Quando dunque questo popolo o un profeta o un sacerdote ti domanderà: «Qual è il peso del messaggio del Signore?», tu riferirai loro: «Voi siete il peso del Signore! Io vi rigetterò». Parola del Signore.
34 En de profeet, de priester of leek, Die zeggen durft: "Een Last van Jahweh", Dien zal Ik straffen, hem en zijn huis!
E il profeta o il sacerdote o il popolo che dica: «Peso del Signore!», io lo punirò nella persona e nella famiglia.
35 Dit moogt ge alleen tot elkander zeggen: "Wat heeft Jahweh geantwoord, Wat heeft Jahweh gezegd?"
Direte l'uno all'altro: «Che cosa ha risposto il Signore?» e: «Che cosa ha detto il Signore?».
36 Ge moogt niet meer spreken van "Last van Jahweh"; Want die "Last" berust op uw eigen woord, En gij verdraait de woorden van den levenden God, Van Jahweh der heirscharen, onzen God.
Non farete più menzione di peso del Signore, altrimenti per chiunque la sua stessa parola sarà considerata un peso per avere travisato le parole del Dio vivente, del Signore degli eserciti, nostro Dio.
37 Zo moet ge den profeet ondervragen: "Wat heeft Jahweh geantwoord, wat heeft Jahweh gezegd?"
Così dirai al profeta: «Che cosa ti ha risposto il Signore?» e: «Che cosa ha detto il Signore?».

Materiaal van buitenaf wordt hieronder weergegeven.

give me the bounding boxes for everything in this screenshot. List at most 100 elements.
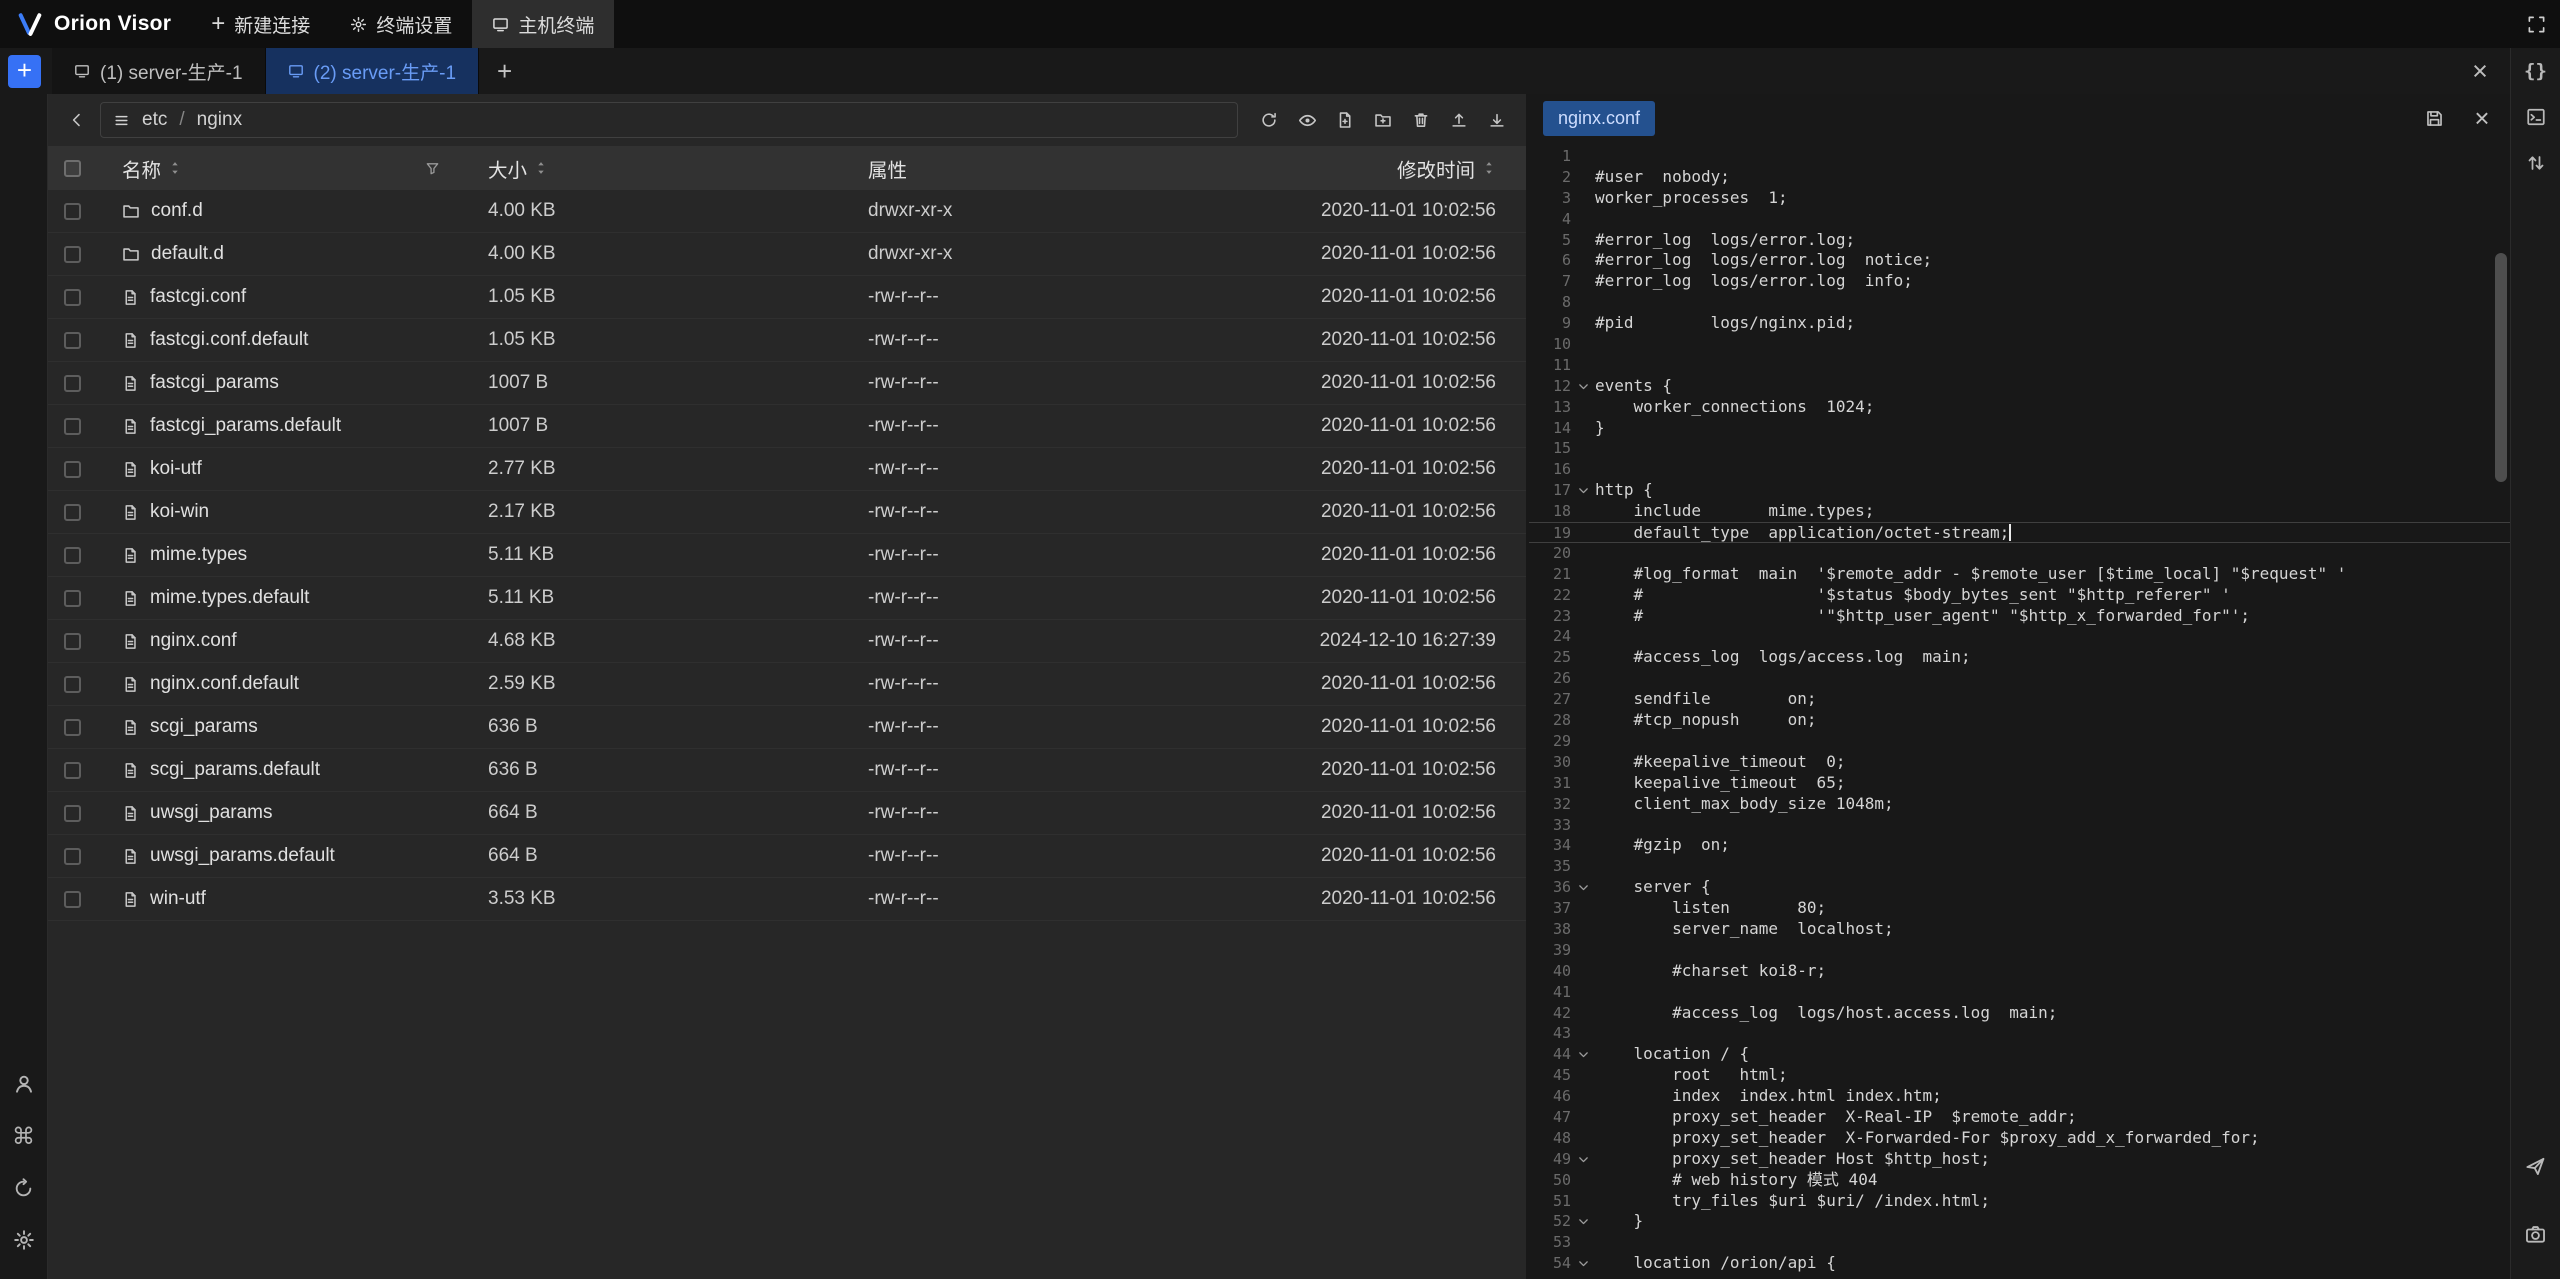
row-checkbox[interactable] — [64, 504, 81, 521]
fold-icon[interactable] — [1571, 376, 1595, 397]
code-line[interactable]: 31 keepalive_timeout 65; — [1529, 773, 2510, 794]
code-line[interactable]: 42 #access_log logs/host.access.log main… — [1529, 1003, 2510, 1024]
menu-item-new-connection[interactable]: + 新建连接 — [191, 0, 330, 48]
fold-icon[interactable] — [1571, 1044, 1595, 1065]
row-checkbox[interactable] — [64, 375, 81, 392]
table-row[interactable]: nginx.conf4.68 KB-rw-r--r--2024-12-10 16… — [48, 620, 1526, 663]
delete-button[interactable] — [1404, 103, 1438, 137]
table-row[interactable]: fastcgi_params1007 B-rw-r--r--2020-11-01… — [48, 362, 1526, 405]
menu-item-host-terminal[interactable]: 主机终端 — [472, 0, 614, 48]
code-line[interactable]: 6#error_log logs/error.log notice; — [1529, 250, 2510, 271]
table-row[interactable]: uwsgi_params.default664 B-rw-r--r--2020-… — [48, 835, 1526, 878]
fold-icon[interactable] — [1571, 1149, 1595, 1170]
back-button[interactable] — [60, 103, 94, 137]
column-header-size[interactable]: 大小 — [488, 154, 527, 183]
file-name[interactable]: uwsgi_params.default — [150, 845, 335, 867]
fold-icon[interactable] — [1571, 1253, 1595, 1274]
table-row[interactable]: fastcgi.conf1.05 KB-rw-r--r--2020-11-01 … — [48, 276, 1526, 319]
code-line[interactable]: 40 #charset koi8-r; — [1529, 961, 2510, 982]
row-checkbox[interactable] — [64, 891, 81, 908]
save-button[interactable] — [2420, 104, 2448, 132]
file-name[interactable]: koi-utf — [150, 458, 202, 480]
code-line[interactable]: 47 proxy_set_header X-Real-IP $remote_ad… — [1529, 1107, 2510, 1128]
code-line[interactable]: 3worker_processes 1; — [1529, 188, 2510, 209]
code-line[interactable]: 25 #access_log logs/access.log main; — [1529, 647, 2510, 668]
sort-icon[interactable] — [534, 161, 548, 175]
file-name[interactable]: mime.types.default — [150, 587, 309, 609]
filter-icon[interactable] — [425, 161, 440, 176]
code-line[interactable]: 38 server_name localhost; — [1529, 919, 2510, 940]
file-name[interactable]: uwsgi_params — [150, 802, 273, 824]
breadcrumb-item[interactable]: etc — [142, 109, 167, 131]
sync-button[interactable] — [9, 1173, 39, 1203]
code-line[interactable]: 48 proxy_set_header X-Forwarded-For $pro… — [1529, 1128, 2510, 1149]
code-line[interactable]: 29 — [1529, 731, 2510, 752]
fold-icon[interactable] — [1571, 480, 1595, 501]
code-line[interactable]: 24 — [1529, 626, 2510, 647]
code-line[interactable]: 32 client_max_body_size 1048m; — [1529, 794, 2510, 815]
row-checkbox[interactable] — [64, 203, 81, 220]
code-line[interactable]: 2#user nobody; — [1529, 167, 2510, 188]
transfer-list-button[interactable] — [2511, 140, 2560, 186]
code-line[interactable]: 54 location /orion/api { — [1529, 1253, 2510, 1274]
file-name[interactable]: nginx.conf — [150, 630, 237, 652]
code-line[interactable]: 14} — [1529, 418, 2510, 439]
editor-scrollbar[interactable] — [2495, 253, 2507, 482]
editor-tab-nginx-conf[interactable]: nginx.conf — [1543, 101, 1655, 136]
tab-server-1[interactable]: (1) server-生产-1 — [52, 48, 266, 94]
editor-close-button[interactable]: × — [2468, 104, 2496, 132]
row-checkbox[interactable] — [64, 332, 81, 349]
shortcuts-button[interactable]: ⌘ — [9, 1121, 39, 1151]
file-name[interactable]: conf.d — [151, 200, 203, 222]
code-line[interactable]: 52 } — [1529, 1211, 2510, 1232]
file-name[interactable]: nginx.conf.default — [150, 673, 299, 695]
code-line[interactable]: 35 — [1529, 856, 2510, 877]
row-checkbox[interactable] — [64, 848, 81, 865]
tab-server-2[interactable]: (2) server-生产-1 — [266, 48, 480, 94]
preview-button[interactable] — [1290, 103, 1324, 137]
code-line[interactable]: 8 — [1529, 292, 2510, 313]
code-line[interactable]: 21 #log_format main '$remote_addr - $rem… — [1529, 564, 2510, 585]
code-line[interactable]: 46 index index.html index.htm; — [1529, 1086, 2510, 1107]
user-info-button[interactable] — [9, 1069, 39, 1099]
refresh-button[interactable] — [1252, 103, 1286, 137]
send-command-button[interactable] — [2511, 1143, 2560, 1189]
file-name[interactable]: default.d — [151, 243, 224, 265]
code-line[interactable]: 11 — [1529, 355, 2510, 376]
code-line[interactable]: 20 — [1529, 543, 2510, 564]
code-line[interactable]: 10 — [1529, 334, 2510, 355]
table-row[interactable]: scgi_params636 B-rw-r--r--2020-11-01 10:… — [48, 706, 1526, 749]
table-row[interactable]: mime.types.default5.11 KB-rw-r--r--2020-… — [48, 577, 1526, 620]
code-line[interactable]: 12events { — [1529, 376, 2510, 397]
code-line[interactable]: 18 include mime.types; — [1529, 501, 2510, 522]
path-breadcrumb[interactable]: etc / nginx — [100, 102, 1238, 138]
code-line[interactable]: 43 — [1529, 1023, 2510, 1044]
screenshot-button[interactable] — [2511, 1211, 2560, 1257]
table-row[interactable]: uwsgi_params664 B-rw-r--r--2020-11-01 10… — [48, 792, 1526, 835]
table-row[interactable]: koi-win2.17 KB-rw-r--r--2020-11-01 10:02… — [48, 491, 1526, 534]
file-name[interactable]: mime.types — [150, 544, 247, 566]
column-header-name[interactable]: 名称 — [122, 154, 161, 183]
code-line[interactable]: 4 — [1529, 209, 2510, 230]
code-line[interactable]: 7#error_log logs/error.log info; — [1529, 271, 2510, 292]
code-line[interactable]: 13 worker_connections 1024; — [1529, 397, 2510, 418]
code-line[interactable]: 30 #keepalive_timeout 0; — [1529, 752, 2510, 773]
file-name[interactable]: fastcgi_params.default — [150, 415, 341, 437]
code-line[interactable]: 27 sendfile on; — [1529, 689, 2510, 710]
row-checkbox[interactable] — [64, 762, 81, 779]
file-name[interactable]: scgi_params.default — [150, 759, 320, 781]
table-row[interactable]: fastcgi.conf.default1.05 KB-rw-r--r--202… — [48, 319, 1526, 362]
code-line[interactable]: 17http { — [1529, 480, 2510, 501]
code-line[interactable]: 45 root html; — [1529, 1065, 2510, 1086]
download-button[interactable] — [1480, 103, 1514, 137]
table-row[interactable]: conf.d4.00 KBdrwxr-xr-x2020-11-01 10:02:… — [48, 190, 1526, 233]
new-file-button[interactable] — [1328, 103, 1362, 137]
table-row[interactable]: nginx.conf.default2.59 KB-rw-r--r--2020-… — [48, 663, 1526, 706]
row-checkbox[interactable] — [64, 590, 81, 607]
new-tab-button[interactable]: + — [479, 56, 530, 87]
code-line[interactable]: 15 — [1529, 438, 2510, 459]
row-checkbox[interactable] — [64, 461, 81, 478]
file-name[interactable]: scgi_params — [150, 716, 258, 738]
fullscreen-button[interactable] — [2512, 0, 2560, 48]
code-line[interactable]: 26 — [1529, 668, 2510, 689]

38 Maar zo ge nog spreekt van "Een Last van Jahweh", Waarachtig, dan zal Jahweh u zeggen: Omdat ge dit woord durft gebruiken: "Een Last van Jahweh", Ofschoon Ik u toch liet zeggen: Ge moogt niet meer spreken van "Een Last van Jahweh":
Ma se direte «Peso del Signore», allora così parla il Signore: «Poiché ripetete: Peso del Signore, mentre vi avevo ordinato di non dire più: Peso del Signore,
39 Daarom pak Ik u op als een last, En slinger u weg tegelijk met de stad, Die Ik u en uw vaderen gaf: Weg uit mijn ogen!
ecco, proprio per questo, io mi caricherò di voi come di un peso e getterò lontano dal mio volto voi e la città che ho dato a voi e ai vostri padri.
40 En Ik zal eeuwige schande over u brengen, Eeuwige, onvergetelijke smaad!
Vi coprirò di obbrobrio perenne e di confusione perenne, che non sarà mai dimenticata».